TOP STORY >>City has 20 days to reply to suit

By RICK KRON
Leader staff writer

Sherwood placed a moratorium on any development plans for the North Hills Country Club to get the sale price lowered and more time to get an appraisal, according to an appeal filed Friday by the owners of the facility. Sherwood has 20 days, about June 8, to respond to the appeal, and then the issue could end up in court.

“We are studying the complaint,” said City Attorney Steve Cobb, “and will make the appropriate response in a timely manner.”
In the meantime the condition of the golf course deteriorates as very little landscape and maintenance work is being done to the property since it officially closed earlier this month.

Jim Rodgers and Thomas Eanes, owners of the North Hills Country Club, believe that Sherwood’s building moratorium killed their $5.1 million sale of the course and that the city may only offer up to $1.7 million for the 106-acre facility. The appeal asks Pulaski County Circuit Court Judge Tim Fox to reverse the city resolution and declare it “to be void and of no force and effect.”

The appeal names the city, the mayor and all eight aldermen as defendants.

According to the appeal, the city discussed and voted on the resolution April 23 even though it was not on the original agenda.

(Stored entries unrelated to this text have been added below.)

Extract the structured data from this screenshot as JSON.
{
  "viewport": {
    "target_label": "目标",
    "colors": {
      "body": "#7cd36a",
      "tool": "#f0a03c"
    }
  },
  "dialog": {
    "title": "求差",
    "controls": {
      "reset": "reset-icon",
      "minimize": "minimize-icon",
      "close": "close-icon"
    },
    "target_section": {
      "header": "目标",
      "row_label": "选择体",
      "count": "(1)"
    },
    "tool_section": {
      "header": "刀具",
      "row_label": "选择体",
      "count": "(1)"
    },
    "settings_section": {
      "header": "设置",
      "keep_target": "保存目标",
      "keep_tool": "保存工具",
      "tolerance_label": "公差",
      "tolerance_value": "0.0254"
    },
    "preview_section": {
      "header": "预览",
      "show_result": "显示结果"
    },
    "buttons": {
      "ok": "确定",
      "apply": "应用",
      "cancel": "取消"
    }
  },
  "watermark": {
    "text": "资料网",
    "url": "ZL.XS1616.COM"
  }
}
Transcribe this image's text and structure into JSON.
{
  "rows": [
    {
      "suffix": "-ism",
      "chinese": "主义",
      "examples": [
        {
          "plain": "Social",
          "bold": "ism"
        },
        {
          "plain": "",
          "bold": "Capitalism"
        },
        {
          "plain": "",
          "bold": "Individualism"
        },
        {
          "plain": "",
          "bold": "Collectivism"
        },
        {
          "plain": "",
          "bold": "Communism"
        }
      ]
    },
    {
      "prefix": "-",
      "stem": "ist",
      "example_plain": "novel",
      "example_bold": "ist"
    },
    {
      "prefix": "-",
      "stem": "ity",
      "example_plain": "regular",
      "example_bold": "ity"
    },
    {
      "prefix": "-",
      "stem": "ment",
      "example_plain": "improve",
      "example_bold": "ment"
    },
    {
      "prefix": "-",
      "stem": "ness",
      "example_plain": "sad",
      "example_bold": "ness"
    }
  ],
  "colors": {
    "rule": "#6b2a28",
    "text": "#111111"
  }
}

The resolution called for a “six-month moratorium on the filing of applications for rezonings, subdivision plats and for the issuance of building permits for the area known as North Hills Country Club.”

The Sherwood City Council voted 8-0 to approve the resolution.

The owners’ attorney Stuart Hankins, in the appeal, called the resolution “arbitrary, capricious, unreasonable, unlawful, oppressive and discriminatory.”

The appeal states the city’s actions were improper because it only applies to “the North Hills Country Club property, and no other property or property owner in the City of Sherwood is affected by it.”

Sherwood approved a building moratorium once before to stop the construction of an apartment complex. That builder filed a lawsuit, and the city pulled the moratorium.

This moratorium, according to the appeal, “effectively stops all development and pending or potential sales of the North Hills Country Club property in an unlawful attempt to cause termination of the real estate sales contract for the unlawful purpose of helping to obtain a direct economic benefit in the lowering of the sales price for the City’s intention of acquiring the North Hills Country Club property for use as a municipal facility.”

Hankins wrote in the appeal that the owners had entered into a written agreement with Ron Campbell and Roy Marples to buy the acreage for $5.1 million. Campbell and Marples envisioned turning the property into a gated high-end development of single-family homes.

“The closing of the country club and the sale of North Hills Country Club property to developers were motivating factors in the City’s adoption of the moratorium resolution,” the appeal claims.

The appeal also claims that the moratorium “effectively grants the city a free option to purchase the North Hills Country Club property for six months while the city decides whether or not to condemn the property presumably based upon the conclusions of a feasibility study and an appraisal of the property.”

Hankins said the moratorium is “unlawful because its stated purpose exceeds the statutory power granted to cities to condemn property.”